Some boards opt for the hybrid model to avoid the scramble to staff both in-person and virtual classes on short notice, said Maharaj, an assistant professor of education who studies decision-making processes at the school board level.
However, boards that choose hybrid must be transparent with families about the trade-offs the model brings, he said.
‘Figure it out’
What did Maharaj learn from research into teachers and parents who experienced the hybrid system last year?
That students fell into two camps: remote students left to lesser alternatives while those in class “did experiential types of activities that just really can’t be replicated online,” he says, or in-person students staring into their laptops all day while sitting at school.

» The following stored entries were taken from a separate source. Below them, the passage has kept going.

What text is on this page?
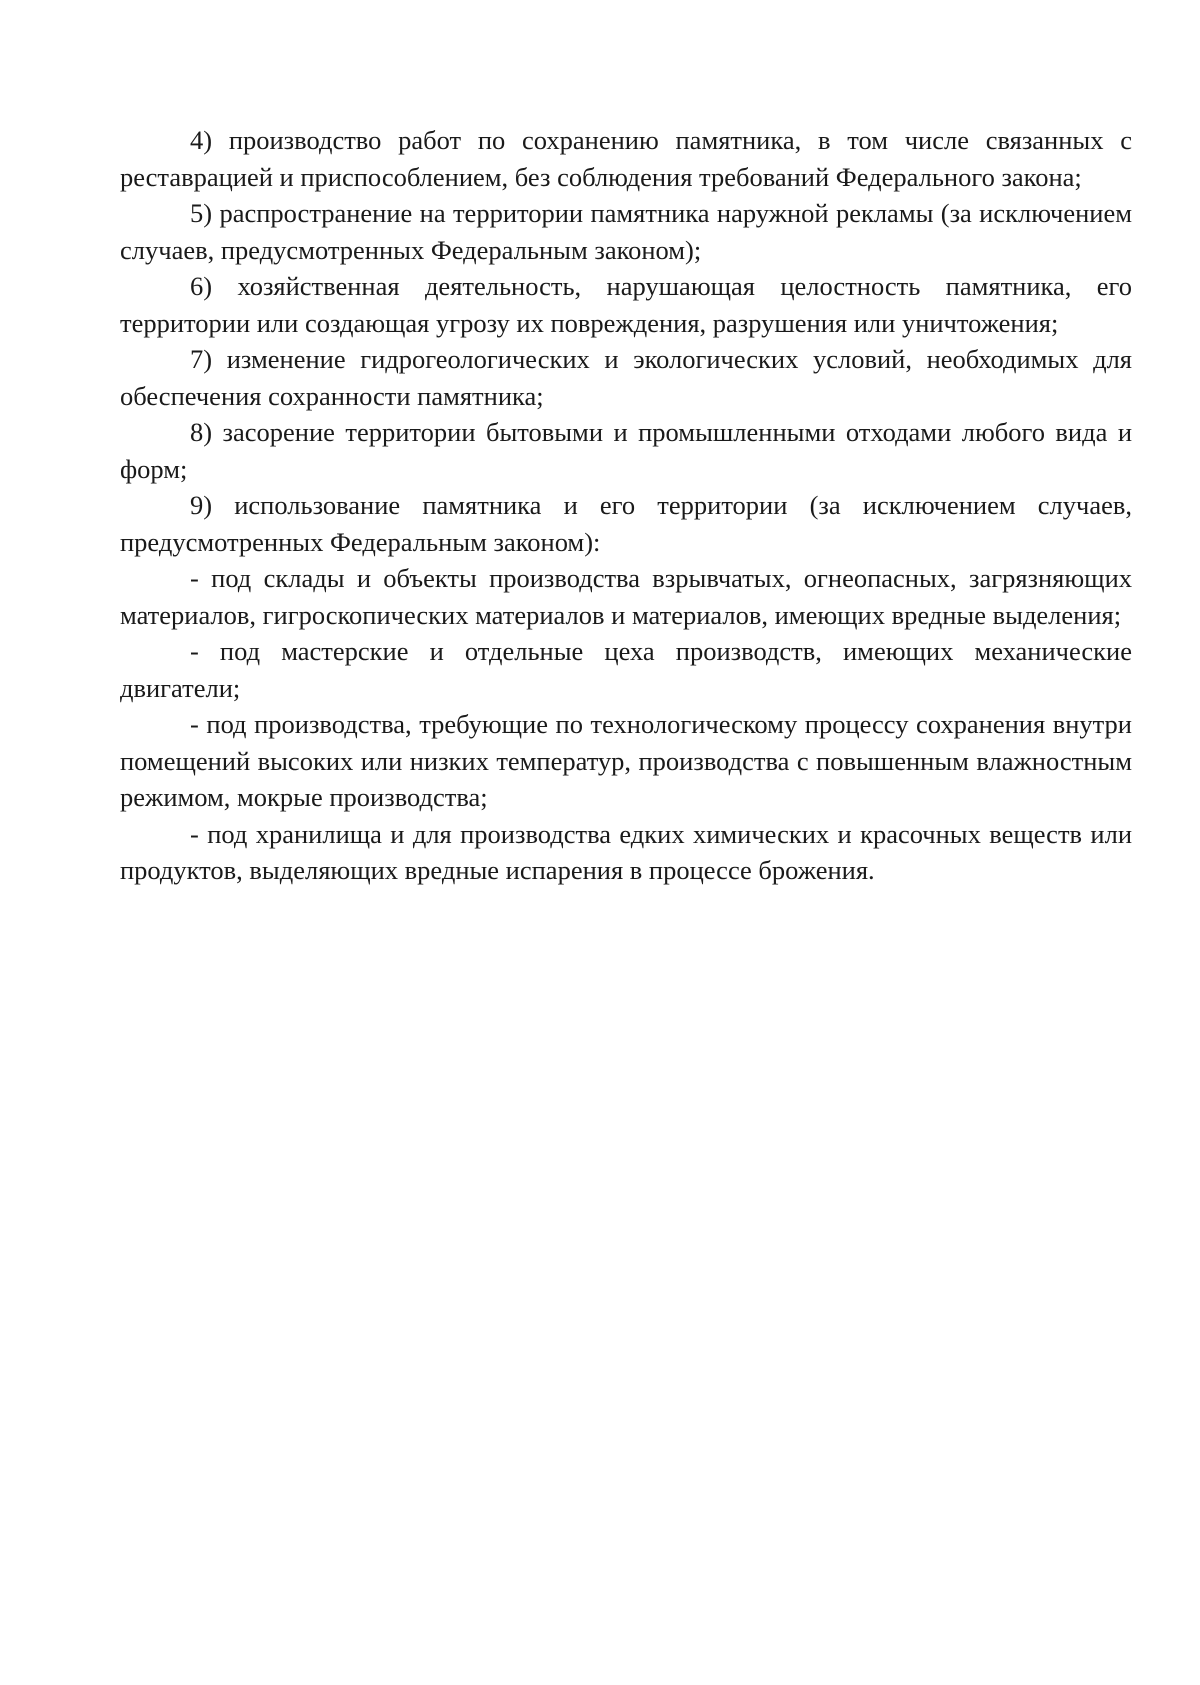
4) производство работ по сохранению памятника, в том числе связанных с реставрацией и приспособлением, без соблюдения требований Федерального закона;

5) распространение на территории памятника наружной рекламы (за исключением случаев, предусмотренных Федеральным законом);

6) хозяйственная деятельность, нарушающая целостность памятника, его территории или создающая угрозу их повреждения, разрушения или уничтожения;

7) изменение гидрогеологических и экологических условий, необходимых для обеспечения сохранности памятника;

8) засорение территории бытовыми и промышленными отходами любого вида и форм;

9) использование памятника и его территории (за исключением случаев, предусмотренных Федеральным законом):

- под склады и объекты производства взрывчатых, огнеопасных, загрязняющих материалов, гигроскопических материалов и материалов, имеющих вредные выделения;

- под мастерские и отдельные цеха производств, имеющих механические двигатели;

- под производства, требующие по технологическому процессу сохранения внутри помещений высоких или низких температур, производства с повышенным влажностным режимом, мокрые производства;

- под хранилища и для производства едких химических и красочных веществ или продуктов, выделяющих вредные испарения в процессе брожения.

“In-person and online are just two very different modes of teaching and both can be done well, but when you’re asking teachers to do both simultaneously, I think that comes at a cost: that cost being… the quality of the learning experience for students.”
Maharaj says that at the very least, instructors need specific training for the hybrid approach and in-person classrooms properly equipped for clear interaction with remote learners.

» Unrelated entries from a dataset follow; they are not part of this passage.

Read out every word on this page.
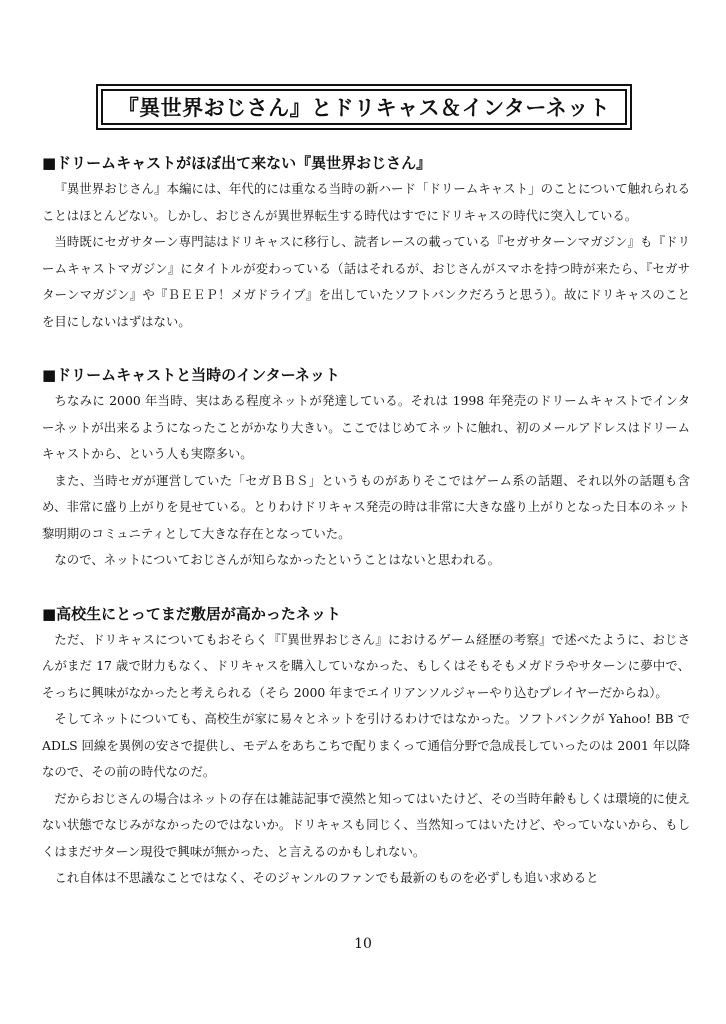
『異世界おじさん』とドリキャス＆インターネット
■ドリームキャストがほぼ出て来ない『異世界おじさん』

『異世界おじさん』本編には、年代的には重なる当時の新ハード「ドリームキャスト」のことについて触れられることはほとんどない。しかし、おじさんが異世界転生する時代はすでにドリキャスの時代に突入している。

当時既にセガサターン専門誌はドリキャスに移行し、読者レースの載っている『セガサターンマガジン』も『ドリームキャストマガジン』にタイトルが変わっている（話はそれるが、おじさんがスマホを持つ時が来たら、『セガサターンマガジン』や『ＢＥＥＰ！メガドライブ』を出していたソフトバンクだろうと思う）。故にドリキャスのことを目にしないはずはない。

■ドリームキャストと当時のインターネット

ちなみに 2000 年当時、実はある程度ネットが発達している。それは 1998 年発売のドリームキャストでインターネットが出来るようになったことがかなり大きい。ここではじめてネットに触れ、初のメールアドレスはドリームキャストから、という人も実際多い。

また、当時セガが運営していた「セガＢＢＳ」というものがありそこではゲーム系の話題、それ以外の話題も含め、非常に盛り上がりを見せている。とりわけドリキャス発売の時は非常に大きな盛り上がりとなった日本のネット黎明期のコミュニティとして大きな存在となっていた。

なので、ネットについておじさんが知らなかったということはないと思われる。

■高校生にとってまだ敷居が高かったネット

ただ、ドリキャスについてもおそらく『『異世界おじさん』におけるゲーム経歴の考察』で述べたように、おじさんがまだ 17 歳で財力もなく、ドリキャスを購入していなかった、もしくはそもそもメガドラやサターンに夢中で、そっちに興味がなかったと考えられる（そら 2000 年までエイリアンソルジャーやり込むプレイヤーだからね）。

そしてネットについても、高校生が家に易々とネットを引けるわけではなかった。ソフトバンクが Yahoo! BB で ADLS 回線を異例の安さで提供し、モデムをあちこちで配りまくって通信分野で急成長していったのは 2001 年以降なので、その前の時代なのだ。

だからおじさんの場合はネットの存在は雑誌記事で漠然と知ってはいたけど、その当時年齢もしくは環境的に使えない状態でなじみがなかったのではないか。ドリキャスも同じく、当然知ってはいたけど、やっていないから、もしくはまだサターン現役で興味が無かった、と言えるのかもしれない。

これ自体は不思議なことではなく、そのジャンルのファンでも最新のものを必ずしも追い求めると

10
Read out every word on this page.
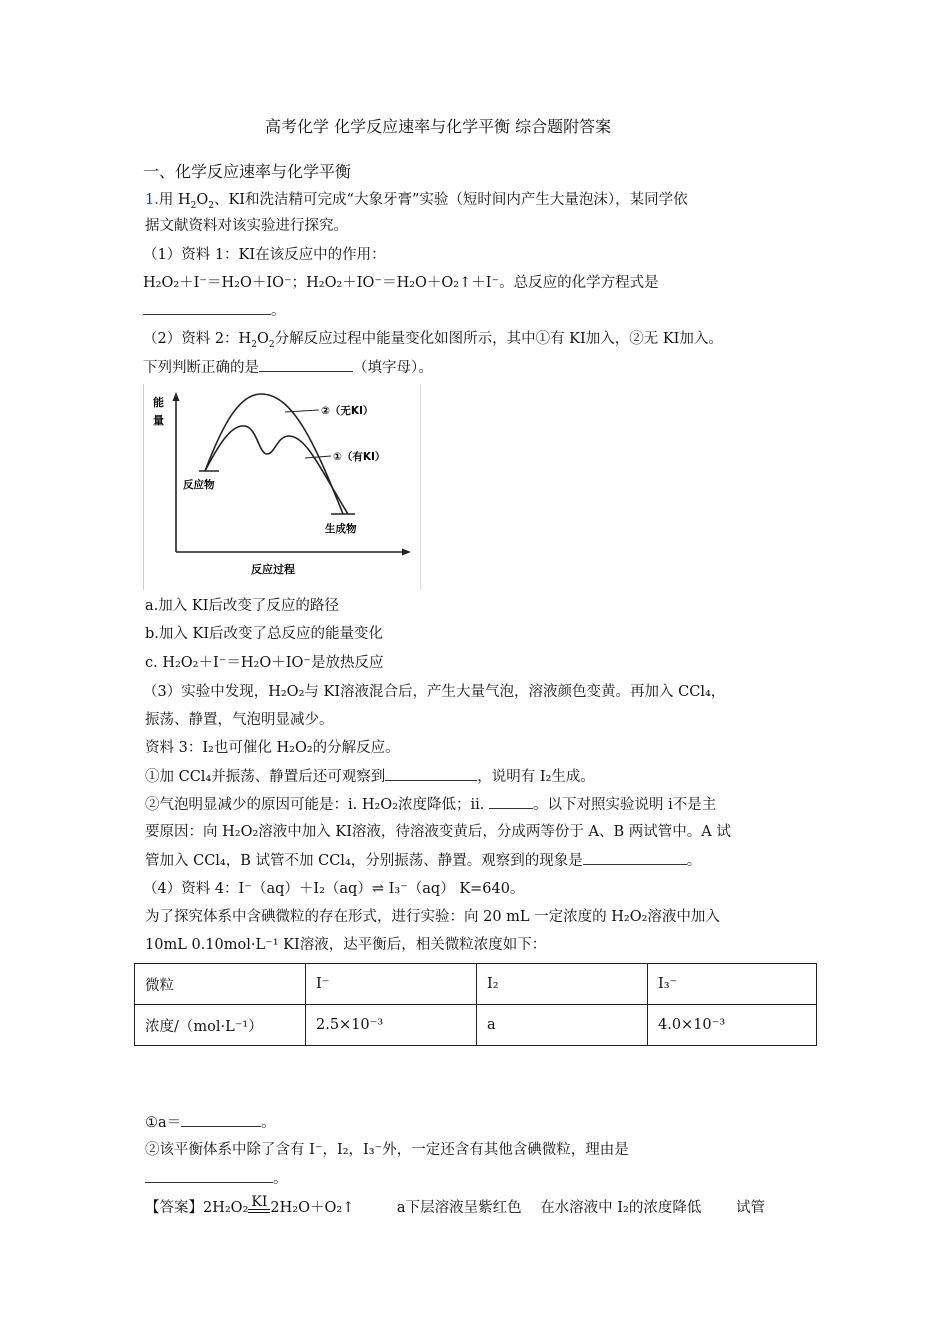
高考化学 化学反应速率与化学平衡 综合题附答案
一、化学反应速率与化学平衡
1.用 $H_2O_2$、KI和洗洁精可完成“大象牙膏”实验（短时间内产生大量泡沫），某同学依
据文献资料对该实验进行探究。
（1）资料 1：KI在该反应中的作用：
H₂O₂＋I⁻＝H₂O＋IO⁻；H₂O₂＋IO⁻＝H₂O＋O₂↑＋I⁻。总反应的化学方程式是
。
（2）资料 2：$H_2O_2$分解反应过程中能量变化如图所示，其中①有 KI加入，②无 KI加入。
下列判断正确的是	（填字母）。
能
量
②（无KI）
①（有KI）
反应物
生成物
反应过程
a.加入 KI后改变了反应的路径
b.加入 KI后改变了总反应的能量变化
c. H₂O₂＋I⁻＝H₂O＋IO⁻是放热反应
（3）实验中发现，H₂O₂与 KI溶液混合后，产生大量气泡，溶液颜色变黄。再加入 CCl₄，
振荡、静置，气泡明显减少。
资料 3：I₂也可催化 H₂O₂的分解反应。
①加 CCl₄并振荡、静置后还可观察到	，说明有 I₂生成。
②气泡明显减少的原因可能是：i. H₂O₂浓度降低；ii.	。以下对照实验说明 i不是主
要原因：向 H₂O₂溶液中加入 KI溶液，待溶液变黄后，分成两等份于 A、B 两试管中。A 试
管加入 CCl₄，B 试管不加 CCl₄，分别振荡、静置。观察到的现象是	。
（4）资料 4：I⁻（aq）＋I₂（aq）⇌ I₃⁻（aq） K=640。
为了探究体系中含碘微粒的存在形式，进行实验：向 20 mL 一定浓度的 H₂O₂溶液中加入
10mL 0.10mol·L⁻¹ KI溶液，达平衡后，相关微粒浓度如下：
微粒	I⁻	I₂	I₃⁻
浓度/（mol·L⁻¹）	2.5×10⁻³	a	4.0×10⁻³
①a＝	。
②该平衡体系中除了含有 I⁻，I₂，I₃⁻外，一定还含有其他含碘微粒，理由是
。
【答案】2H₂O₂ KI 2H₂O＋O₂↑	a下层溶液呈紫红色 在水溶液中 I₂的浓度降低 试管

“What we’re seeing in a lot of the publicly-funded school boards though is that’s not the case,” he said. “Teachers are often being given nothing more than a laptop, maybe an additional webcam or a microphone… and then being told to figure it out.”
He is concerned that those continuing with the hybrid model will face more difficulty catching students up from the learning loss that’s developed or worsened since spring 2020.
“As we go into the next school year, our attention should be focused on reducing those gaps, reducing those inequities,” he said. “A hybrid learning approach is just going to make that much more difficult to do… because [teachers’] attention is going to be spread between the two different modes.”
Playing second fiddle
After guiding her eldest through a dedicated virtual Grade 1 class last year, Samantha Lawrence is alarmed that her daughter Audrey’s school board, York Region, is shifting to the hybrid model this fall. She’s especially worried because she’ll now have both a second-grader as well as a junior kindergarten student, her middle child Taylor, enrolled for school.
The Stouffville, Ont., parent says she believes the kids will benefit greatly from in-person learning. However, if COVID-19 cases continue to rise, she’s considering homeschooling — while also juggling her toddler Charlie — instead of having them learn remotely in a hybrid classroom.
Lawrence wants to see dedicated virtual classes again for remote learning — she feels the hybrid model isn’t good for students at home or in school.
“Face-to-face students are not getting the kind of quality education they deserve,” she said. “Online kids are really second fiddle.”